Je ne vais pas parler du live-service dans cet article. Ce n'est pas le cas. Nous savons tous pourquoi beaucoup de joueurs le détestent, et pourtant, vous voyez un succès comme ARC Raiders et vous seriez aveugle de ne pas savoir pourquoi les développeurs et les éditeurs continueront à jouer, rêvant de leurs 15 millions d'exemplaires vendus et de leurs comptes de joueurs constants de 100k+. Ce cheval a été battu à mort et même si nous verrons peut-être Concord 3 avant Grand Theft Auto VI, il y a beaucoup d'autres tendances qui sont apparues dans les jeux ces dernières années et que nous devrions laisser mourir également. Des mauvaises pratiques en matière de développement aux joueurs eux-mêmes qui doivent apprendre à se comporter, voici quelques-unes des pires tendances des jeux de ces dernières années que nous devons laisser derrière nous.
Chasser le dragon
Je ne parlerai toujours pas du service en direct ici, car même si les yeux de certains éditeurs deviennent des signes de dollars lorsqu'ils rêvent d'un nouveau hit hero shooter, de nombreux jeux dépensent aujourd'hui d'innombrables dollars en marketing pour vous dire à quel point ils sont comme un autre jeu qui a créé un précédent pour un genre. Ce n'est pas nécessairement un point de vue intéressant, mais je pense qu'il est presque embarrassant de voir combien de jeux ont été appelés Soulslikes au fil des ans, affichant fièrement le fait qu'ils essaient d'être comme les RPG de FromSoftware, tout en sachant qu'ils ne sont pas aussi bons.

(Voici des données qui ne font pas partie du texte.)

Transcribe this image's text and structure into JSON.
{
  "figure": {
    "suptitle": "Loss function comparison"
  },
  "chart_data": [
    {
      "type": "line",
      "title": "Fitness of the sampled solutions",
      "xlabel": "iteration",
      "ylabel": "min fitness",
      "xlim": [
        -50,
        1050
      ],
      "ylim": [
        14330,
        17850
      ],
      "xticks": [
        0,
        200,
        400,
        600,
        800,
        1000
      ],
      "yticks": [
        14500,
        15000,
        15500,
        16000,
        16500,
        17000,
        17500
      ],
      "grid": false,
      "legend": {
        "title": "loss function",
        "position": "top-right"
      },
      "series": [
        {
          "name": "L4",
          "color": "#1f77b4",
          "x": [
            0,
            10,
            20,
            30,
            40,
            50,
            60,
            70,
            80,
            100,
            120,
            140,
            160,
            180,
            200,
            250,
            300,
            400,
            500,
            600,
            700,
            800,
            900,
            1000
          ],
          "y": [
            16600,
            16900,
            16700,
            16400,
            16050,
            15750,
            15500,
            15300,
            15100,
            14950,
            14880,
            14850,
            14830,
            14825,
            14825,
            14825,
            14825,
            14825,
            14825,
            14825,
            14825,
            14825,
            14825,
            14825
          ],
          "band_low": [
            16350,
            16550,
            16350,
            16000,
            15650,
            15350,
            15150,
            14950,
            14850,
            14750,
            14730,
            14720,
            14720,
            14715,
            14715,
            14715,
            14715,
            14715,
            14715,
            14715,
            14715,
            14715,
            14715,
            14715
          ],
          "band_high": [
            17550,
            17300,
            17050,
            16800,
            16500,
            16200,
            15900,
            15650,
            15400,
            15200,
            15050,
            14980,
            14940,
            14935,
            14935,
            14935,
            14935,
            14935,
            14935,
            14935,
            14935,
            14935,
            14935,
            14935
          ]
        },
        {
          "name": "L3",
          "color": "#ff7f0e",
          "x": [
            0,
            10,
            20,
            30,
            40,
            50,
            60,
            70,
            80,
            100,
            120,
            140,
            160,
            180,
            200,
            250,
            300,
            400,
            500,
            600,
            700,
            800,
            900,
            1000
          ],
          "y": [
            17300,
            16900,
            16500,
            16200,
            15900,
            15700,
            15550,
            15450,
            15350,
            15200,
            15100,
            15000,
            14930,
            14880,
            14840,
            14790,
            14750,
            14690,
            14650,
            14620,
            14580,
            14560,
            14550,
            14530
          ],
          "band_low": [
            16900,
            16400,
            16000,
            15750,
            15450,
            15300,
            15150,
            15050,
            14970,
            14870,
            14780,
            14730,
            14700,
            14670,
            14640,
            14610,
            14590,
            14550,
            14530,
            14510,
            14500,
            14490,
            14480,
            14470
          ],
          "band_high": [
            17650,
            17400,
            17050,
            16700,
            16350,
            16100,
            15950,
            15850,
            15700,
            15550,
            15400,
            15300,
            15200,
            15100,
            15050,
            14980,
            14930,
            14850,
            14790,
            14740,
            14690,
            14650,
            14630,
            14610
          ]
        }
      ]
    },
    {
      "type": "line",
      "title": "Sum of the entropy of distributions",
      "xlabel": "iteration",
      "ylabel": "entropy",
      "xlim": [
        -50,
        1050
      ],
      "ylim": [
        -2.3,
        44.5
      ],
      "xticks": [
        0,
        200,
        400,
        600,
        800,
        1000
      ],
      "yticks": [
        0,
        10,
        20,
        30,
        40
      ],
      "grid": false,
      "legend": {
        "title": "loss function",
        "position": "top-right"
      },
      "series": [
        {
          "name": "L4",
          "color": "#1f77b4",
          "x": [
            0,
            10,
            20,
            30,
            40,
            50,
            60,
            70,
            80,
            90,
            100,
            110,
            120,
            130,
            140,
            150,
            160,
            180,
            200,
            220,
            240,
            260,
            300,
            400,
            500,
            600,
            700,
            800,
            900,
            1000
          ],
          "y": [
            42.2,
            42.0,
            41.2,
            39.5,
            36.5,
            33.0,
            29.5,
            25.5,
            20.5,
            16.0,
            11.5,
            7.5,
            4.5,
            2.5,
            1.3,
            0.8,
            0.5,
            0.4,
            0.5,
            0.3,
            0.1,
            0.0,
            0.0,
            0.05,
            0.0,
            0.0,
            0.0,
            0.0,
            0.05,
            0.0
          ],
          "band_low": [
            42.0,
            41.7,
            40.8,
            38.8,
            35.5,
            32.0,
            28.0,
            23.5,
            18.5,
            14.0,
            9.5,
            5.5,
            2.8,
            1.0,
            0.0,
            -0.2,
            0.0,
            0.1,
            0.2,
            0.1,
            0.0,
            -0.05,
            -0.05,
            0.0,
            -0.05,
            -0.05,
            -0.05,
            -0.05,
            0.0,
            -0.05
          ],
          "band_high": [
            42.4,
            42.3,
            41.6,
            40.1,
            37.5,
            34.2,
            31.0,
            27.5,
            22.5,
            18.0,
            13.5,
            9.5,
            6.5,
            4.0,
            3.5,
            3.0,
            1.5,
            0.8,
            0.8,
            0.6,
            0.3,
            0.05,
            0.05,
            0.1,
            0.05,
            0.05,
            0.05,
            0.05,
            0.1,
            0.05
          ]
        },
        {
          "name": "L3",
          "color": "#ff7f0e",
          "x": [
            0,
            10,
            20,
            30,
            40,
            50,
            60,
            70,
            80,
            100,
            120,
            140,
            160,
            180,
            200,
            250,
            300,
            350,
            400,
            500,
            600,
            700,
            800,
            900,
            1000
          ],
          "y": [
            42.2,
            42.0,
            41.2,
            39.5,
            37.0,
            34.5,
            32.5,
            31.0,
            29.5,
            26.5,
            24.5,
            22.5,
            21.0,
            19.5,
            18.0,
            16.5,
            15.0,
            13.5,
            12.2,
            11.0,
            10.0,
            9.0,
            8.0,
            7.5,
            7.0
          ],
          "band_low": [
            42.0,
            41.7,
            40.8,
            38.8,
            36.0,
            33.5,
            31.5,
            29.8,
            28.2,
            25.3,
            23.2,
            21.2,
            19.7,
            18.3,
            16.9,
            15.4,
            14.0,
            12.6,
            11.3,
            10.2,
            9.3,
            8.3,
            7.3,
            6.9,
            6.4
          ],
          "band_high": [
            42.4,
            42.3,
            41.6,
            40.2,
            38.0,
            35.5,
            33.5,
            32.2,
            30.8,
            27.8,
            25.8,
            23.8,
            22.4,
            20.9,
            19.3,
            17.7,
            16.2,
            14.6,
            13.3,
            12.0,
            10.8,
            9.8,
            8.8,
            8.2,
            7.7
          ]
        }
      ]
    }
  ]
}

Cette idée de poursuivre et d'essayer d'imiter le succès d'un meilleur produit fonctionne rarement. Si les dernières années dans le domaine des jeux ont prouvé quelque chose, c'est que les développeurs travaillent mieux lorsqu'ils se concentrent non pas sur le travail d'un autre grand studio, mais sur un jeu qui les passionne. Clair Obscur : Expedition 33 s'est inspiré de Sekiro, mais tu ne le vois pas s'approprier un décor japonais, y ajouter de la furtivité et un singe géant qui te lance ses propres excréments. S'inspirer, c'est bien ; il est presque impossible de créer quelque chose d'entièrement nouveau de nos jours, mais les tentatives désespérées de s'inspirer du succès des autres devraient cesser.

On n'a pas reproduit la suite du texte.